Could you provide some insight on the potential effects of technological advancements and carbon capture and sequestration? I noticed that the current infrastructure bill has allocated $10 billion for research in that area. Does this offer us any prospects for alleviating the impact of environmental considerations in the future?
Yes. I think it's very important for the U.S. government and all governments as they focus on reducing carbon, that really can't be done on a global scale without carbon capture because you've got China and India still building coal-fired power plants today, brand-new plants, some are under construction as we speak. We've seen in the last 3 years, the United States reduced coal-fired generation by 118 gigawatts, and you've seen the rest of the world build 121 gigawatts. So coal demand has gone up, not down from a global perspective. So in the United States, we're saying, well, gosh, we've got to put some money into carbon capture and figure this out to get the rest of the world to buy into this technology eventually. So we think you'll see several carbon capture projects in the United States. It's a little hard to say where. I think one of them, like Duke Energy's Edwardsport plant, would be a very good candidate for that, which is right in our backyard. But it's a little early to speculate on bills that haven't passed yet and what the exact ramifications of that are. But certainly, money towards carbon capture is helpful to the industry and could be very meaningful.
The next question comes from Lucas Pipes from B. Riley Securities.
This is actually Matt Key here asking a question for Lucas. Just a quick one for me today. Are you experiencing any cost inflation related to higher raw material prices or kind of increased labor costs? And so, how do you expect that to kind of impact your operations in the second half of 2021?

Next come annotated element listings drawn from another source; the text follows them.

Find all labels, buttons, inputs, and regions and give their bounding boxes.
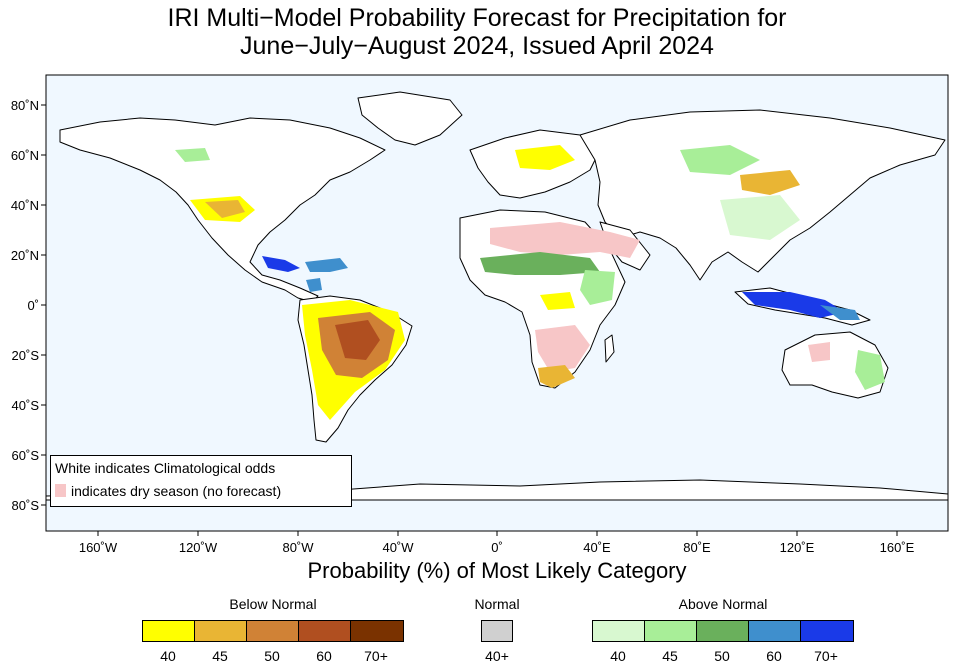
above-tick: 45	[662, 648, 678, 664]
climatology-note: White indicates Climatological odds indi…	[50, 455, 352, 507]
below-swatch-70	[350, 620, 404, 642]
normal-label: Normal	[474, 596, 520, 612]
normal-swatch	[481, 620, 513, 642]
above-swatch-40	[592, 620, 645, 642]
below-tick: 50	[264, 648, 280, 664]
below-swatch-50	[246, 620, 299, 642]
lon-label: 120˚E	[780, 540, 815, 555]
legend-title: Probability (%) of Most Likely Category	[307, 558, 687, 583]
above-indonesia	[742, 292, 845, 318]
above-swatch-70	[800, 620, 854, 642]
lat-label: 0˚	[27, 298, 39, 313]
lat-label: 40˚S	[12, 398, 40, 413]
dry-season-note-text: indicates dry season (no forecast)	[71, 483, 282, 499]
below-tick: 60	[316, 648, 332, 664]
dry-southern-africa	[535, 325, 590, 372]
above-swatch-50	[696, 620, 749, 642]
below-europe	[515, 145, 575, 170]
lat-label: 80˚S	[12, 498, 40, 513]
above-tick: 70+	[814, 648, 838, 664]
below-normal-regions	[190, 145, 800, 420]
below-tick: 40	[160, 648, 176, 664]
below-swatch-40	[142, 620, 195, 642]
lon-labels: 160˚W 120˚W 80˚W 40˚W 0˚ 40˚E 80˚E 120˚E…	[79, 540, 915, 555]
below-swatch-60	[298, 620, 351, 642]
below-asia	[740, 170, 800, 195]
above-indonesia-edge	[820, 305, 860, 320]
above-colombia	[306, 278, 322, 292]
below-normal-label: Below Normal	[229, 596, 317, 612]
lat-label: 60˚N	[11, 148, 39, 163]
madagascar	[604, 334, 615, 363]
lat-label: 20˚N	[11, 248, 39, 263]
below-southern-africa	[538, 365, 575, 388]
dry-sahara	[490, 222, 640, 258]
normal-tick: 40+	[485, 648, 509, 664]
title-line-2: June−July−August 2024, Issued April 2024	[240, 32, 714, 60]
dry-season-swatch	[55, 484, 66, 497]
below-mexico-core	[205, 200, 245, 218]
dry-australia	[808, 342, 830, 362]
title-line-1: IRI Multi−Model Probability Forecast for…	[167, 4, 787, 32]
above-tick: 50	[714, 648, 730, 664]
above-tick: 60	[766, 648, 782, 664]
lat-label: 60˚S	[12, 448, 40, 463]
above-caribbean	[262, 256, 300, 272]
above-east-africa	[580, 270, 615, 305]
above-swatch-60	[748, 620, 801, 642]
lon-label: 80˚E	[683, 540, 711, 555]
below-swatch-45	[194, 620, 247, 642]
lon-label: 120˚W	[179, 540, 218, 555]
axis-ticks	[41, 104, 898, 536]
above-china	[720, 195, 800, 240]
above-normal-regions	[175, 145, 885, 390]
above-australia	[855, 350, 885, 390]
climatology-note-text: White indicates Climatological odds	[55, 460, 276, 476]
lat-labels: 80˚N 60˚N 40˚N 20˚N 0˚ 20˚S 40˚S 60˚S 80…	[11, 98, 40, 513]
lat-label: 20˚S	[12, 348, 40, 363]
below-tick: 45	[212, 648, 228, 664]
above-siberia	[680, 145, 760, 175]
lon-label: 80˚W	[282, 540, 314, 555]
above-tick: 40	[610, 648, 626, 664]
above-sahel	[480, 252, 600, 275]
lon-label: 0˚	[491, 540, 503, 555]
dry-season-regions	[490, 222, 830, 372]
lon-label: 40˚W	[382, 540, 414, 555]
lon-label: 160˚W	[79, 540, 118, 555]
above-normal-label: Above Normal	[678, 596, 768, 612]
above-alaska	[175, 148, 210, 162]
above-swatch-45	[644, 620, 697, 642]
above-central-america	[305, 258, 348, 272]
lon-label: 160˚E	[880, 540, 915, 555]
lat-label: 80˚N	[11, 98, 39, 113]
below-amazon-core	[335, 320, 380, 360]
greenland	[357, 91, 463, 146]
lat-label: 40˚N	[11, 198, 39, 213]
lon-label: 40˚E	[583, 540, 611, 555]
below-tick: 70+	[364, 648, 388, 664]
below-africa-gulf	[540, 292, 575, 310]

Yes, it's a good question. We have noticed some inflation in areas like roof bolts due to rising steel prices. However, we have not yet experienced this in labor costs, despite the challenges of hiring in a tight market. We are curious to see how things unfold, especially with additional federal unemployment funds expiring on September 6, unless there's an extension. We are observing that some young individuals who have been receiving these funds are starting to consider job interviews as the deadline approaches. We are noticing more activity from those who have been accepting these funds, realizing they need to get back into the job market. When it comes to inflationary pressure, it can be difficult to distinguish what will be permanent versus temporary. Factors such as reopening, transportation issues, and shortages contribute to the complexity. We don't believe steel prices will remain at current levels, so we don't anticipate this as a long-term price increase. Our goal is to hire more people without significantly raising our labor costs. We are trying to grow our workforce carefully to avoid making permanent changes to our cost structure. So far, most of the cost increases appear to be short-term, likely within a six-month timeframe. We'll assess whether this continues beyond that. We expect these costs to be outweighed by sales gains. As we've mentioned, we've experienced substantial price increases over the last four months, especially in the last 30 days, and we're looking to capitalize on that. I believe our cash flow in the latter half of the year will be significantly stronger than in the first half. We plan to use this improved cash flow to pay down debt, leading to notable deleveraging of our company. That is the trend you can expect from us in 2021.
There are no more questions in the queue. This concludes our question-and-answer session. I would like to turn the conference back over to Brent Bilsland for any closing remarks.
Well, I just want to thank everyone for taking the time to join our call today. And we look forward to a very strong back half of 2021. Thank you.
The conference has now concluded. Thank you for attending today's presentation. You may now disconnect.